From spring to summer, creeping or upright, let me introduce you to one of my favourite border plants. Please put your gardening gloved hands together for the phlox – a performer that few can rival on the horticultural stage.
By far the leading lady of the genus is Phlox paniculata – tall and sophisticated adding elegance to the back row of any presentation. At up to 4 feet in height, although much shorter than her, these could easily rival Kate Moss on the horticultural catwalk. There really is nothing like a mass of these long legged beauties stretching its way along a lawn, like a multi-coloured satin ribbon of pink, purple, red and white encasing a gift of the most exquisite scent.
Old fashioned, traditional and a must for any cottage garden enthusiasts, thank goodness that taste is now in favour of the borders of time gone by and we have left the often vulgar formalities of the 1970s behind. Try our Bakker Spalding mix with five different varieties or opt for the ‘freckle red’ mix to match my sun dappled shoulders!
Native to America yet, in my opinion, as vital to Britain as fish and chips on a Friday night, better even as the next day you’re left with more than just soggy newspaper and indigestion!

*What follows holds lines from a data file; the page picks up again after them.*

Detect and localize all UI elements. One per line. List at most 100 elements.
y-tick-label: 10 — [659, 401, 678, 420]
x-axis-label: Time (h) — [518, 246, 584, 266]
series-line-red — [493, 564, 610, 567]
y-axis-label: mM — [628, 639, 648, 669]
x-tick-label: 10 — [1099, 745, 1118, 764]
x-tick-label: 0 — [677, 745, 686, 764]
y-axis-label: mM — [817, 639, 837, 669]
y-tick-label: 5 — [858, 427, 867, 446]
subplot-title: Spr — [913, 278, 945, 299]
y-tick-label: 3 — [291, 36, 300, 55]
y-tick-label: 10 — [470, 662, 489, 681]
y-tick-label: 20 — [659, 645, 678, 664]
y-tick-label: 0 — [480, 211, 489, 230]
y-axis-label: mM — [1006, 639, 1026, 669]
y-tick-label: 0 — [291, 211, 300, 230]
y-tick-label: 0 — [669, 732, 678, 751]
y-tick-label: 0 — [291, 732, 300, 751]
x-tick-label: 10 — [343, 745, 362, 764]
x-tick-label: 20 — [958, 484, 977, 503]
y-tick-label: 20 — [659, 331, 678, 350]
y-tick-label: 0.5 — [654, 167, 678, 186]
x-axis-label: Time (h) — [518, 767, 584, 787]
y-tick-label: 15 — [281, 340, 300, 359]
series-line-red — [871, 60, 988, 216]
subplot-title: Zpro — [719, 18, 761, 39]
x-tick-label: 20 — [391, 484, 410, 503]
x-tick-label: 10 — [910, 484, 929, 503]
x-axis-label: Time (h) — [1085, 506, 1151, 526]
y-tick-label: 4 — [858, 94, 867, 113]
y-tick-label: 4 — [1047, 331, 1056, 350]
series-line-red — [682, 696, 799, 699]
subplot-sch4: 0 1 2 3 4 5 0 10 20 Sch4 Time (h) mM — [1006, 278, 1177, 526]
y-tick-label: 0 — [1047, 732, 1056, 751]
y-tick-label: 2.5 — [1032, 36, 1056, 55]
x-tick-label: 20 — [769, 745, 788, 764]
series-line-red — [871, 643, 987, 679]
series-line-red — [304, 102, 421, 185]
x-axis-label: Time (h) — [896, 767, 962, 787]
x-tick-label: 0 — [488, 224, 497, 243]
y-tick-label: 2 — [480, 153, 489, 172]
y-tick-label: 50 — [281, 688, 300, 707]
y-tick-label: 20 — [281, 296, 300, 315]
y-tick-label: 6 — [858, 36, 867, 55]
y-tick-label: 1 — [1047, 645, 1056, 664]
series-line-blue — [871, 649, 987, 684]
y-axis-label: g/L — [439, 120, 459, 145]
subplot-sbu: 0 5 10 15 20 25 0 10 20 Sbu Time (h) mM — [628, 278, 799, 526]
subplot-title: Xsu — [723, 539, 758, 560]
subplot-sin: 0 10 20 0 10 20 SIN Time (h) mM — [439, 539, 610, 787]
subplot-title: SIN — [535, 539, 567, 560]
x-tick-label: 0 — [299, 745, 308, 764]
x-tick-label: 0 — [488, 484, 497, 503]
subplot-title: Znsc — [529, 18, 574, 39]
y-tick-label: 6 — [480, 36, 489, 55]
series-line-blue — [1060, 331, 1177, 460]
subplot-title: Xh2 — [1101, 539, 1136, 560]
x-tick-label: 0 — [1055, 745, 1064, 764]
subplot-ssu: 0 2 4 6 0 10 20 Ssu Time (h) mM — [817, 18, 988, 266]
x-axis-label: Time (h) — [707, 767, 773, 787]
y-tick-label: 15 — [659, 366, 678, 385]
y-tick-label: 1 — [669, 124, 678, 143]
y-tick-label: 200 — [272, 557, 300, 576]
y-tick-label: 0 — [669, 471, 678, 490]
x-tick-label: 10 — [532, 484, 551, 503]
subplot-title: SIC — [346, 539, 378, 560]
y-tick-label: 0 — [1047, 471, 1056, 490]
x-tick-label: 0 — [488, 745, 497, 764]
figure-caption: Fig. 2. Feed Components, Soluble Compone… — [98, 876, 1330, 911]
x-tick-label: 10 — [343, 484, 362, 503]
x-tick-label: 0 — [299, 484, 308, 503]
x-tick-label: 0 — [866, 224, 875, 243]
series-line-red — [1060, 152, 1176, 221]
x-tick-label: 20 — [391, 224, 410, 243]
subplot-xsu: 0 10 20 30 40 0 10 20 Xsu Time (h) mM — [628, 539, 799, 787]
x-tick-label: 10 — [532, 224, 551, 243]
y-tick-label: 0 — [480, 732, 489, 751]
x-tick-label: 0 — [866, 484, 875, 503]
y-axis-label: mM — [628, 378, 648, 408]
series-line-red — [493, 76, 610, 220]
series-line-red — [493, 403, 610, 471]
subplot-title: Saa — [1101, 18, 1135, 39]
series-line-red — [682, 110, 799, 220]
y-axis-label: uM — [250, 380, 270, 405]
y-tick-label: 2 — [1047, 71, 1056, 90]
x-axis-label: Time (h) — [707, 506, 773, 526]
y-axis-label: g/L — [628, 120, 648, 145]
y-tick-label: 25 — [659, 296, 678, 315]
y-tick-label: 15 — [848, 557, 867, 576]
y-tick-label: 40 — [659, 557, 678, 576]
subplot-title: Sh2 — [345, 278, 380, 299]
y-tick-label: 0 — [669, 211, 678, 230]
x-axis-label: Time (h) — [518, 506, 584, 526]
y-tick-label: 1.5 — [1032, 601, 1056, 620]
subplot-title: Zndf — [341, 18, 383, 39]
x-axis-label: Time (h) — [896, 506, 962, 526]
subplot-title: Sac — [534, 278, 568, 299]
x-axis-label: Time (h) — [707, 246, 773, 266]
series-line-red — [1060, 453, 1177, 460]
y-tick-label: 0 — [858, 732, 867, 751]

Don’t just take my word for it, skip the channel and German nurseryman Karl Foerster has been known to say that “a garden without phlox is an error!” Well said that man!
With Father Christmas dropping in on us all before we know it, your mind might well be turning to the joys of a spring display (if it’s not, and you’re still ice-cream in hand, sun hat on head, quite happy to stay in August for as long as possible: apologies and maybe skip to the last paragraph!!). Well how about creeping phlox – the little one who meanders along the rockery, content in the early April sunshine – releasing the recognizable potent perfume and winking at you with its stunning dark purple eyes if you pick the gorgeous white, purple centred ‘Bavaria’ – definitely my favourite of the low growing group and a 2015 addition to my garden.
With around 65 different species to choose from, there really is something for everyone and for a plant that in the language of flowers stands for united souls, surely the perfect choice for herbaceous harmony!